Map source access patterns to target indexes:

| Source pattern | Target index |
|----------------|---------------|
| VSAM primary key (KSDS) | PRIMARY KEY (already covered) |
| VSAM AIX (alternate index) | CREATE INDEX |
| IDMS CALC record access | PRIMARY KEY |
| IMS secondary index | CREATE INDEX |
| Sequential read by sort order | Index on the sort key |
| Range queries (BETWEEN) | B-tree index, ordered |

Don't blindly add indexes for every old access path. Verify the new
application actually uses them; unused indexes cost write performance.

### 12. Open questions

Things you can't determine from the schema alone:

- "Field FILLER PIC X(50) at offset 200 — purpose unknown; preserved as
  filler_unused VARCHAR(50).

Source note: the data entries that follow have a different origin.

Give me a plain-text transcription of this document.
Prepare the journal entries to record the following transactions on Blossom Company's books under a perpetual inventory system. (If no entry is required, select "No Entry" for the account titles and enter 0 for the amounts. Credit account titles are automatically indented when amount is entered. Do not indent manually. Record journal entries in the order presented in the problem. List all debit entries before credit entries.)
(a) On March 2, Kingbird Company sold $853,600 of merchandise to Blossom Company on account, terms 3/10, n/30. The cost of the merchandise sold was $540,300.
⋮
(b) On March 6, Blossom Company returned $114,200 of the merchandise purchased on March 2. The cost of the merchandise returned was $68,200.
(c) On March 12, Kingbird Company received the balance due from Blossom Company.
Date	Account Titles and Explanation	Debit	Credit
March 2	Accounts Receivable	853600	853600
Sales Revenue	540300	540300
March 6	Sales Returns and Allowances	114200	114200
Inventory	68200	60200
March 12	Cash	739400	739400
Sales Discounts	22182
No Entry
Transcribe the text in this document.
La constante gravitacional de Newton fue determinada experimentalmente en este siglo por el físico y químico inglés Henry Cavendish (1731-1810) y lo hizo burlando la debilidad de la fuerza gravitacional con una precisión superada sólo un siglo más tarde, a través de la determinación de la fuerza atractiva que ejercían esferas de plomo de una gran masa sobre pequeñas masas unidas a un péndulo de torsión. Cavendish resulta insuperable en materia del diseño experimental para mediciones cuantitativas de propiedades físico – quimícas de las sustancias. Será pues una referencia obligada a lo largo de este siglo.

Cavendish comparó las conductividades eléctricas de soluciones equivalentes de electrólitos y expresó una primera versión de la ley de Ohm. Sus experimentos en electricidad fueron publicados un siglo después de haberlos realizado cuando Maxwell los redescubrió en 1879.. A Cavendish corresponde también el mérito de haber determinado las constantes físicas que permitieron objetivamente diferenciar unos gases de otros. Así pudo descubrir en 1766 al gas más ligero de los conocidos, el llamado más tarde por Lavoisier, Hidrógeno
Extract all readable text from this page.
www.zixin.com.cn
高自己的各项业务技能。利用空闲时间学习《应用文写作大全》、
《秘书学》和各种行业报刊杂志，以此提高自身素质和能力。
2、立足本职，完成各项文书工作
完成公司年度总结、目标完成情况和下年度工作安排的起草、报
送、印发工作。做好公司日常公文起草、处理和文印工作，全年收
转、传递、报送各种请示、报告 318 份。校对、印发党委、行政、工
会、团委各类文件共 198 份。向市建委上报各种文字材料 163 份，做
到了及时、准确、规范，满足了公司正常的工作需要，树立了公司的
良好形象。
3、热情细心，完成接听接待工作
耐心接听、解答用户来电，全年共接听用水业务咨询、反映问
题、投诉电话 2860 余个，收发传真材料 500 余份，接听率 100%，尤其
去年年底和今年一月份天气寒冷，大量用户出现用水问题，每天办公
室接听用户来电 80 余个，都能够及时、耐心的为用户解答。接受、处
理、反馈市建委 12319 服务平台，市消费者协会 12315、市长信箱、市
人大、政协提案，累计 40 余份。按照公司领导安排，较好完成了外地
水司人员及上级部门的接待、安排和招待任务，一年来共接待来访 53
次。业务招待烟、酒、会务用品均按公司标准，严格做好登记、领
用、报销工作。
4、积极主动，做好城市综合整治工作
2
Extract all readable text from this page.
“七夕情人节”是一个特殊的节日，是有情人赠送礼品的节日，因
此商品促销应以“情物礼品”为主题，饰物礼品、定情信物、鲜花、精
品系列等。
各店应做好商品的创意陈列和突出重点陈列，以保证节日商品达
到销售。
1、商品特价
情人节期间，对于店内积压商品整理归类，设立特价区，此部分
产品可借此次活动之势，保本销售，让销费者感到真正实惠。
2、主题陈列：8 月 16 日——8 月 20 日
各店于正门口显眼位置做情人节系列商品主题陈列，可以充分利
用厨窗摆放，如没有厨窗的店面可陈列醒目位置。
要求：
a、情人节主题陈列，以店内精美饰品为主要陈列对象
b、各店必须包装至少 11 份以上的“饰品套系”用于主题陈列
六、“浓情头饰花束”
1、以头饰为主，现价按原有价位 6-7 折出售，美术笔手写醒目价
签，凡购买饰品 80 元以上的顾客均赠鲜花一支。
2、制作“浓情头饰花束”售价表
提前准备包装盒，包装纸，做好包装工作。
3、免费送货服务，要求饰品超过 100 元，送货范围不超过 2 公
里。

Recommend SME confirmation before dropping."
- "PIC 9(4) field appears to encode bit flags; need program code review
  to determine which bits mean what."
- "REDEFINES clause has 3 alternative views; discriminator field unclear.
  Need to inspect program to determine which view applies when."

Each open question:
- Where it surfaces
- Who could answer (SME, program code review, operational data sample)
- Default assumption
- Risk of wrong default

## Quality bar

- Every COBOL field has an explicit target type (no "depends")
- Encoding handling is documented (EBCDIC → UTF-8)
- Sign and decimal conventions are explicit
- NULLs / sentinels are addressed
- DDL is valid for target engine
- Validation queries are provided
- Open questions listed honestly

## Style

- Specific to the actual copybook provided
- Match recommendations to actual target_engine
- Honest about ambiguity
- Include comments in DDL for traceability

Tips

One copybook at a time. Even seemingly small copybooks (30 fields) often expand to 5-10 tables after normalization.
Validate against actual data. Synthetic tests miss real-world quirks; use a sample of production data to verify type assumptions.
Don't blindly preserve FILLER. Some FILLERs carry meaning (especially older copybooks where space was reused over time); some are genuinely unused. Audit carefully.
Pair with the Business Rule Extraction template. Schema captures structure; rule extraction captures meaning.
Plan for the long tail. Mainframe data shops often have hundreds of copybooks; this template handles one at a time. Budget accordingly.

Common mistakes to avoid

Dumping VSAM records as JSON in a single column. Defeats the purpose of moving to relational.
Ignoring encoding. EBCDIC → UTF-8 issues surface days later as bug reports.
Treating COMP-3 as text. Packed decimal needs explicit interpretation; treating as ASCII produces garbage.
Skipping the sign convention check. Negative values in COBOL aren't always obvious.
Adding an index for every old access path. Some VSAM AIXes are dead; new app may not use them.
Forgetting the implicit decimal point. PIC 9(7)V99 doesn't have a . in storage.
Missing OCCURS DEPENDING ON edge cases. Variable-length arrays change interpretation based on a count field.